War enthusiasm before and during the start of WW1?

One could also say it was Bismark's fault in the first place that turned Europe into the powder keg it was...[and he] gets all the credit for the system breaking down.

This is hilariously, ineptly wrong.

Bismarck was not the one who started concern with 'the balance of power' in Europe, which goes back to the 16th century, e.g. it was of great concern to Metternich after Napoleans adventurism.

Historically France has been the traditional the aggressor in Europe (at least probably since Charlemagne or the Normans), and during the 15th century William III had to lead a coalition of European powers to blunt Louis the XIVs ambitions (these included the invasion and large scale devastation of the Palatinate, annexation of Alsace and invasion of Lorraine, none of which were historically part of France).

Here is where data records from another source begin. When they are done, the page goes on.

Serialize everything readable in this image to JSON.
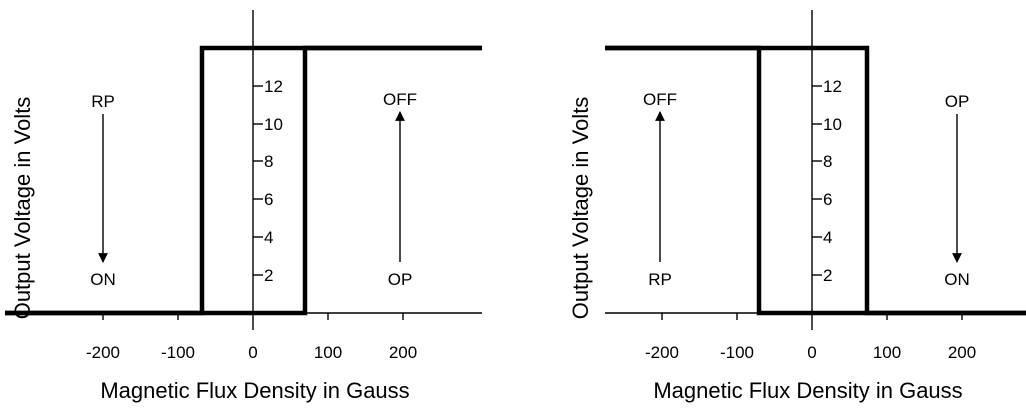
{
  "chart_data": [
    {
      "type": "line",
      "xlabel": "Magnetic Flux Density in Gauss",
      "ylabel": "Output Voltage in Volts",
      "x_ticks": [
        "-200",
        "-100",
        "0",
        "100",
        "200"
      ],
      "y_ticks": [
        "2",
        "4",
        "6",
        "8",
        "10",
        "12"
      ],
      "xlim": [
        -300,
        300
      ],
      "ylim": [
        0,
        14
      ],
      "series": [
        {
          "values": [
            [
              -300,
              0
            ],
            [
              -70,
              0
            ],
            [
              -70,
              14
            ],
            [
              300,
              14
            ]
          ]
        },
        {
          "values": [
            [
              -300,
              0
            ],
            [
              70,
              0
            ],
            [
              70,
              14
            ],
            [
              300,
              14
            ]
          ]
        }
      ],
      "annotations": [
        {
          "from": "RP",
          "to": "ON",
          "x": -200,
          "direction": "down"
        },
        {
          "from": "OP",
          "to": "OFF",
          "x": 200,
          "direction": "up"
        }
      ]
    },
    {
      "type": "line",
      "xlabel": "Magnetic Flux Density in Gauss",
      "ylabel": "Output Voltage in Volts",
      "x_ticks": [
        "-200",
        "-100",
        "0",
        "100",
        "200"
      ],
      "y_ticks": [
        "2",
        "4",
        "6",
        "8",
        "10",
        "12"
      ],
      "xlim": [
        -300,
        300
      ],
      "ylim": [
        0,
        14
      ],
      "series": [
        {
          "values": [
            [
              -300,
              14
            ],
            [
              -70,
              14
            ],
            [
              -70,
              0
            ],
            [
              300,
              0
            ]
          ]
        },
        {
          "values": [
            [
              -300,
              14
            ],
            [
              70,
              14
            ],
            [
              70,
              0
            ],
            [
              300,
              0
            ]
          ]
        }
      ],
      "annotations": [
        {
          "from": "RP",
          "to": "OFF",
          "x": -200,
          "direction": "up"
        },
        {
          "from": "OP",
          "to": "ON",
          "x": 200,
          "direction": "down"
        }
      ]
    }
  ]
}
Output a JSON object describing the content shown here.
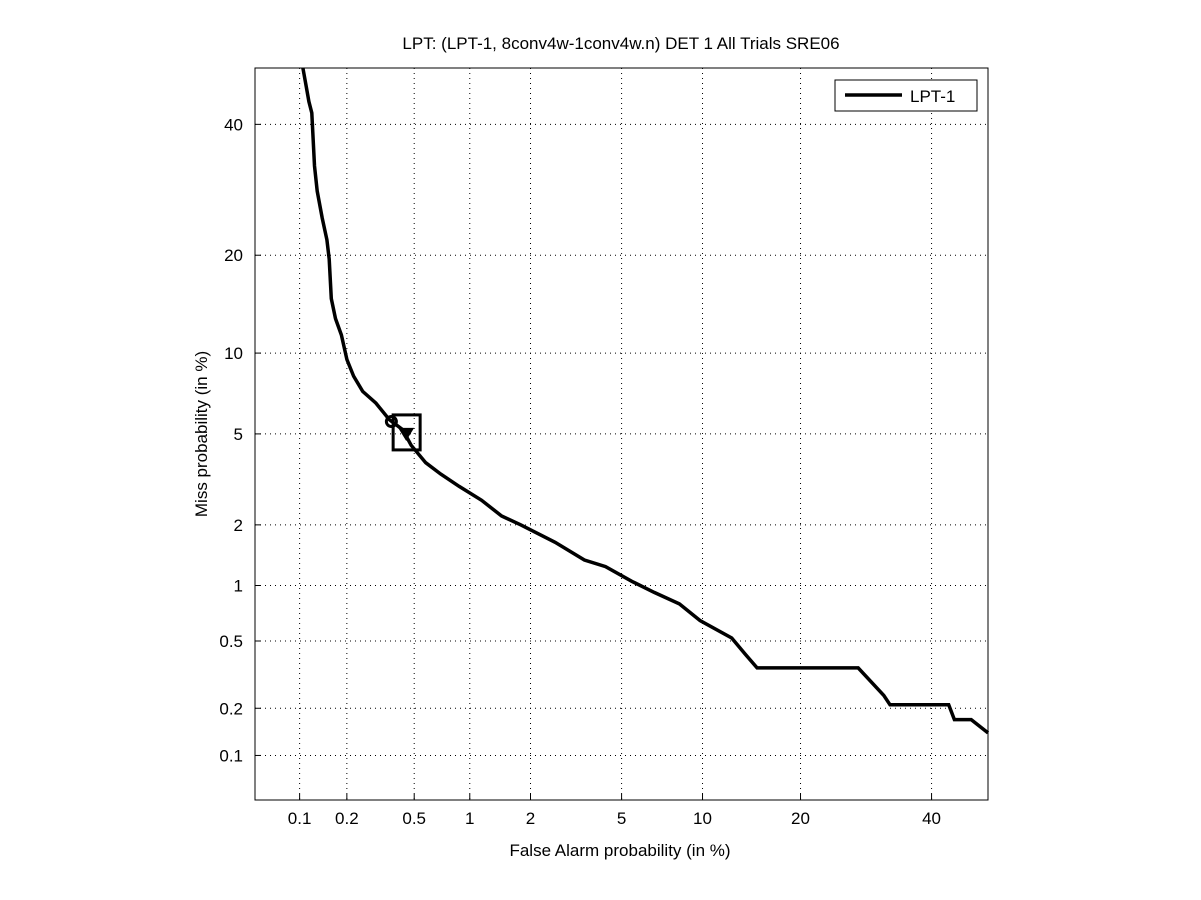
{
  "chart_data": {
    "type": "line",
    "title": "LPT: (LPT-1, 8conv4w-1conv4w.n) DET 1 All Trials SRE06",
    "xlabel": "False Alarm probability (in %)",
    "ylabel": "Miss probability (in %)",
    "scale": "probit",
    "xlim": [
      0.05,
      50
    ],
    "ylim": [
      0.05,
      50
    ],
    "grid": true,
    "legend_position": "top-right",
    "x_ticks": [
      0.1,
      0.2,
      0.5,
      1,
      2,
      5,
      10,
      20,
      40
    ],
    "x_tick_labels": [
      "0.1",
      "0.2",
      "0.5",
      "1",
      "2",
      "5",
      "10",
      "20",
      "40"
    ],
    "y_ticks": [
      0.1,
      0.2,
      0.5,
      1,
      2,
      5,
      10,
      20,
      40
    ],
    "y_tick_labels": [
      "0.1",
      "0.2",
      "0.5",
      "1",
      "2",
      "5",
      "10",
      "20",
      "40"
    ],
    "series": [
      {
        "name": "LPT-1",
        "color": "#000000",
        "x": [
          0.105,
          0.11,
          0.115,
          0.12,
          0.125,
          0.13,
          0.14,
          0.15,
          0.155,
          0.16,
          0.17,
          0.185,
          0.2,
          0.22,
          0.25,
          0.3,
          0.36,
          0.43,
          0.48,
          0.58,
          0.7,
          0.88,
          1.15,
          1.45,
          1.8,
          2.6,
          3.5,
          4.3,
          5.5,
          6.7,
          8.3,
          9.8,
          12.5,
          13.8,
          15,
          28,
          32,
          33,
          43,
          44,
          47,
          50
        ],
        "y": [
          50,
          47,
          44,
          42,
          33,
          29,
          25,
          22,
          19.5,
          15,
          13,
          11.5,
          9.5,
          8.3,
          7.3,
          6.6,
          5.7,
          5.2,
          4.5,
          3.8,
          3.4,
          3.0,
          2.6,
          2.2,
          2.0,
          1.65,
          1.35,
          1.25,
          1.05,
          0.92,
          0.8,
          0.65,
          0.52,
          0.42,
          0.35,
          0.35,
          0.24,
          0.21,
          0.21,
          0.17,
          0.17,
          0.14
        ]
      }
    ],
    "markers": [
      {
        "name": "actual-decision-point",
        "shape": "circle",
        "x": 0.37,
        "y": 5.6
      },
      {
        "name": "min-dcf-point",
        "shape": "triangle",
        "x": 0.45,
        "y": 5.0
      },
      {
        "name": "confidence-box",
        "shape": "square",
        "x": 0.45,
        "y": 5.0
      }
    ]
  }
}
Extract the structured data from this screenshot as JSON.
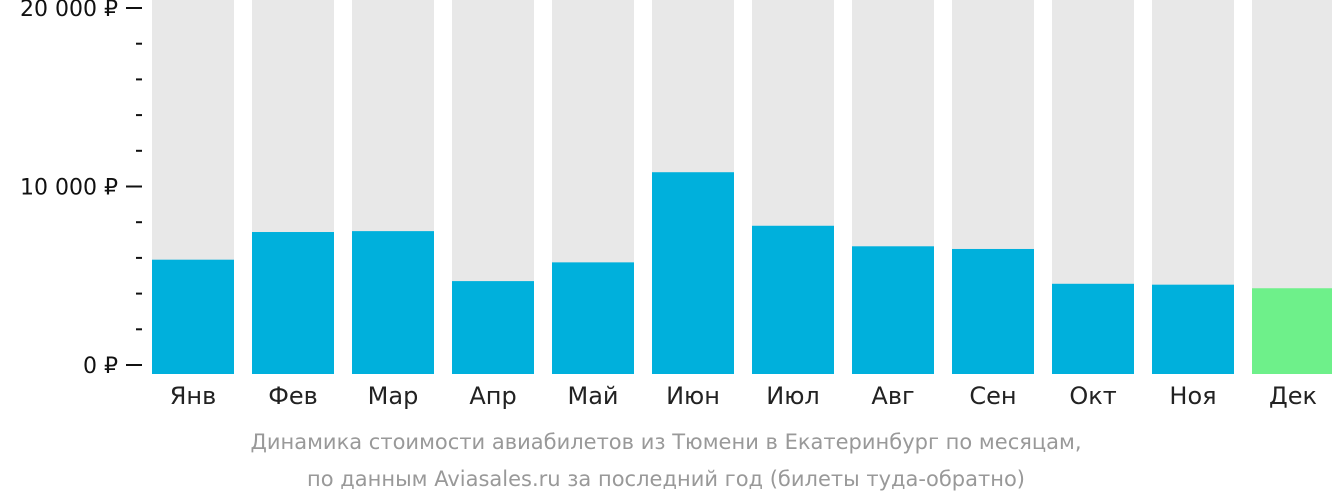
{
  "chart_data": {
    "type": "bar",
    "categories": [
      "Янв",
      "Фев",
      "Мар",
      "Апр",
      "Май",
      "Июн",
      "Июл",
      "Авг",
      "Сен",
      "Окт",
      "Ноя",
      "Дек"
    ],
    "values": [
      5900,
      7450,
      7500,
      4700,
      5750,
      10800,
      7800,
      6650,
      6500,
      4550,
      4500,
      4300
    ],
    "highlight_index": 11,
    "ylim": [
      0,
      20000
    ],
    "yticks": [
      {
        "value": 0,
        "label": "0 ₽"
      },
      {
        "value": 10000,
        "label": "10 000 ₽"
      },
      {
        "value": 20000,
        "label": "20 000 ₽"
      }
    ],
    "minor_tick_step": 2000,
    "xlabel": "",
    "ylabel": "",
    "caption_line1": "Динамика стоимости авиабилетов из Тюмени в Екатеринбург по месяцам,",
    "caption_line2": "по данным Aviasales.ru за последний год (билеты туда-обратно)"
  },
  "colors": {
    "bar": "#00b0dc",
    "bar_highlight": "#6ef08a",
    "bar_background": "#e8e8e8",
    "axis": "#111111",
    "caption": "#999999"
  }
}
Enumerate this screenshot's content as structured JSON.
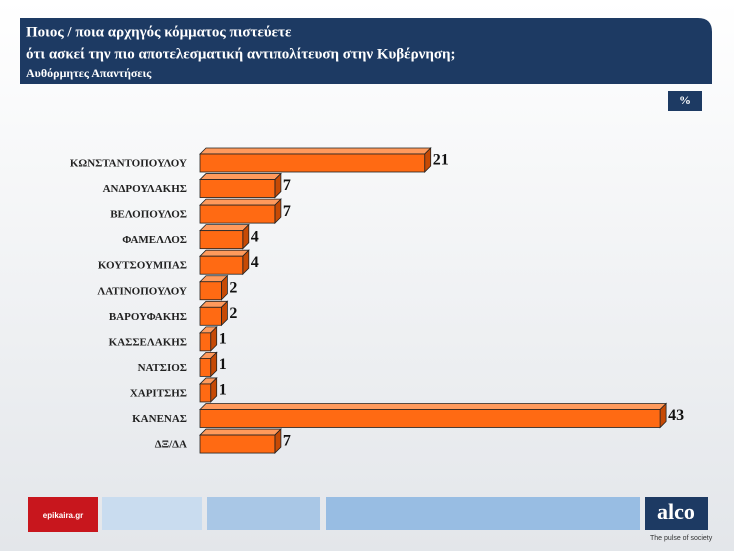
{
  "chart_data": {
    "type": "bar",
    "title": [
      "Ποιος / ποια αρχηγός κόμματος πιστεύετε",
      "ότι ασκεί την πιο αποτελεσματική αντιπολίτευση στην Κυβέρνηση;"
    ],
    "subtitle": "Αυθόρμητες Απαντήσεις",
    "unit": "%",
    "categories": [
      "ΚΩΝΣΤΑΝΤΟΠΟΥΛΟΥ",
      "ΑΝΔΡΟΥΛΑΚΗΣ",
      "ΒΕΛΟΠΟΥΛΟΣ",
      "ΦΑΜΕΛΛΟΣ",
      "ΚΟΥΤΣΟΥΜΠΑΣ",
      "ΛΑΤΙΝΟΠΟΥΛΟΥ",
      "ΒΑΡΟΥΦΑΚΗΣ",
      "ΚΑΣΣΕΛΑΚΗΣ",
      "ΝΑΤΣΙΟΣ",
      "ΧΑΡΙΤΣΗΣ",
      "ΚΑΝΕΝΑΣ",
      "ΔΞ/ΔΑ"
    ],
    "values": [
      21,
      7,
      7,
      4,
      4,
      2,
      2,
      1,
      1,
      1,
      43,
      7
    ],
    "color": "#ff6a13"
  },
  "footer": {
    "source": "epikaira.gr",
    "brand": "alco",
    "tagline": "The pulse of society"
  }
}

Bismarch also was not the first Statesman to realize Germany has multiple borders in the center of Europe, most had good maps.

Virtually his entire foreign policy was simple

  • keep France isolated and remain on good terms with both Austria and Russia

thus securing Germanys southern and Eastern borders and guarding against the traditional regional aggressor, her enemy to the West. It was not a delicate balance. If he was afraid of angering the French, he tried to enlist the British and Russians and so on.

The specific problems with Austria were entirely about who was going to dominate a greater Germany, Vienna or Berlin. The French had historical ties, i.e. family with the Austrians, which is why their defeat at Sadowa was catastrophic to them. The French went into the Franco-Prussian war partly to revenge Sadowa, and then the first world war partly to revenge themselves again their defeat at Sedan.

Bismarck nearly left his post was because Wilhelm was antagonizing Russia which was against 40 years of his German foreign polity. Read about the Dreikaiserbund and the congress of Berlin.

As for 'secret treaties' his were hardly the first and far from the worst. In fact his last masterpiece was the reinsurance treaty to ensure if France and Germany went to war, Russia would remain Neutral (providing Germany was Neutral if Austria and Russia went to War). He famously publicized that 'secret' treaty to keep Austria in line, so that it knew if it provoked Russia it would be fighting alone, keeping the peace.

Sadly when he resigned the first thing Wilhelm II the refused to renew it, and this allowed the rapprochement between France and Russia (since the former was funding the latters industrialization) making a two front war a possibility.

Britains treaty with Belgium was a far more flimsy pretext, probably only to preserve their dominance in Europe (which was very doubtfully threatened), in case Germany prevailed over France too easily again and became a potential rival. Not likely since Bismarck wasn't very interested in colonialism for example.

In short Wilhelm II and that the Germans no longer pursued Bismarcks conservative and prudent polities (which helped them create an empire in the first place, and kept Europe peaceful for much of the 19th Century) might be to blame, but it is historically ignorant to suggest what he actively planned and acted to avoid, was caused directly by him, i.e. his fault. He would have been the first to be distraught at the state of Germanys foreign policy on the eve of World War I.

One of the things you might be able to say about him, Roon and Moltke is that maybe their successes made their successors complacent and overconfident of similar, without all their work.

Bismark's system of diplomacy ... was highly temporary and, further, only really workable under him. That's not smart diplomacy that's a bandaid on a bullet wound.

Just no... I don't know what history you have been reading, but you might try looking at others.